To this end, the scientists prepared a bilayer of crystalline aluminium and amorphous silicon. The layer was produced in vacuum and at room temperature using thermal evaporation. Whereas the atoms are disordered in the amorphous silicon phase, they are arranged in an ordered crystalline lattice in the aluminium layer. In fact, the Al layer is constituted of billions of tiny aluminium crystals, each of them of size as small as about 50 nanometres. The crystal grains are in tight contact with each other. Their boundaries thus form a two-dimensional grain-boundary network within the aluminium layer.
Using analytical transmission electron microscopy, the scientists were able to directly observe that silicon atoms begin to flow from the silicon layer into the aluminium catalyst at a temperature as low as 120 °Celsius. At such low temperatures, the aluminium catalyst is solid and cannot dissolve any silicon atoms. Microscopic investigations reveal that the silicon atoms are instead accommodated at the boundaries between the aluminium crystals. As more and more silicon atoms gather at the aluminium grain boundaries, they are restructured into tiny crystalline nanowires, as this reduces the total energy of the system. This produces a network of crystalline nanowires, the pattern of which is precisely determined by the aluminium grain-boundary network. Wires as thin as 15 nanometres can thus be produced.
Transmission electron micrograph (plan view) showing the formation of a silicon nanowire structure along the boundaries between adjacent aluminium crystals
Transmission electron micrograph (plan view) showing the formation of a silicon nanowire structure along the boundaries between adjacent aluminium crystals at 170 °Celsius (red: silicon; blue/green: aluminium). Right: Scanning electron microscope image (at a tilt angle of 30 degree) which shows the silicon nanowire pattern after removal of the aluminium by chemical etching.

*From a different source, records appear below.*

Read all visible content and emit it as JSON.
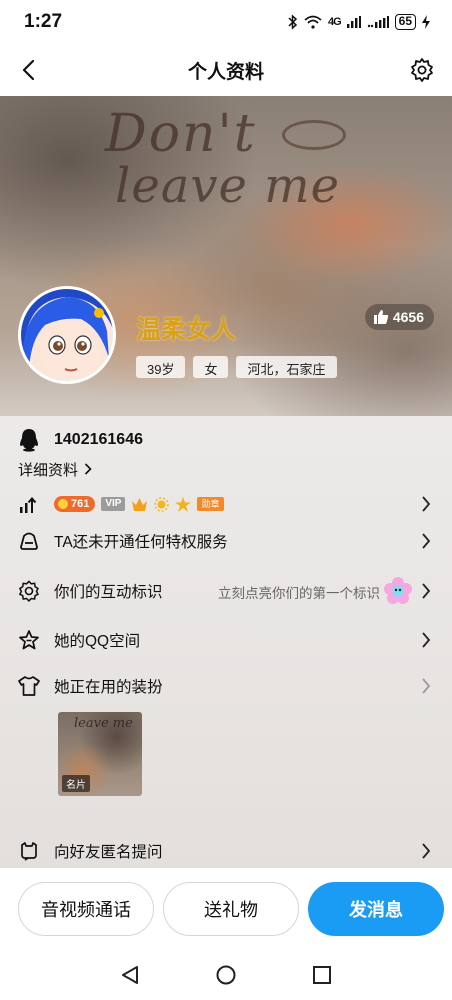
{
  "status_bar": {
    "time": "1:27",
    "signal_1": "4G",
    "battery": "65"
  },
  "header": {
    "title": "个人资料"
  },
  "profile": {
    "cover_text_line1": "Don't",
    "cover_text_line2": "leave me",
    "nickname": "温柔女人",
    "age": "39岁",
    "gender": "女",
    "location": "河北，石家庄",
    "likes": "4656",
    "qq_number": "1402161646",
    "detail_link": "详细资料"
  },
  "level_row": {
    "level": "761",
    "vip_label": "VIP",
    "medal_label": "勋章"
  },
  "rows": {
    "privilege": "TA还未开通任何特权服务",
    "interaction": "你们的互动标识",
    "interaction_hint": "立刻点亮你们的第一个标识",
    "qzone": "她的QQ空间",
    "outfit": "她正在用的装扮",
    "card_label": "名片",
    "card_scribble": "leave me",
    "anon_question": "向好友匿名提问"
  },
  "actions": {
    "call": "音视频通话",
    "gift": "送礼物",
    "message": "发消息"
  },
  "colors": {
    "primary": "#1a9cf5",
    "nickname": "#d9a018",
    "level_badge": "#f06a2b"
  }
}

Clearly the growth mechanism of nanowires discovered by the material scientists in Stuttgart is fundamentally different from the conventional VLS growth mechanism. Most strikingly, the new growth method does not require semiconductor solubility in the metal catalyst and can therefore be realized at low temperatures (150 °Celsius), while using cheap catalysts like aluminium.
The major benefits of the new method are therefore that it does not require high substrate temperatures or expensive catalysts. In addition, materials scientists can tailor the size of the aluminium grains and thereby the form of the aluminium grain-boundary network, to produce the desired pattern of silicon nanowires. The Al catalyst can easily be removed through selective etching. Since aluminium films have been used in microelectronics for decades, their production and processing are widely established. Other catalysts may also be suitable for the method. Another advantage is that nanostructured silicon devices can be grown directly on most plastic substrates, even if they are heat-sensitive.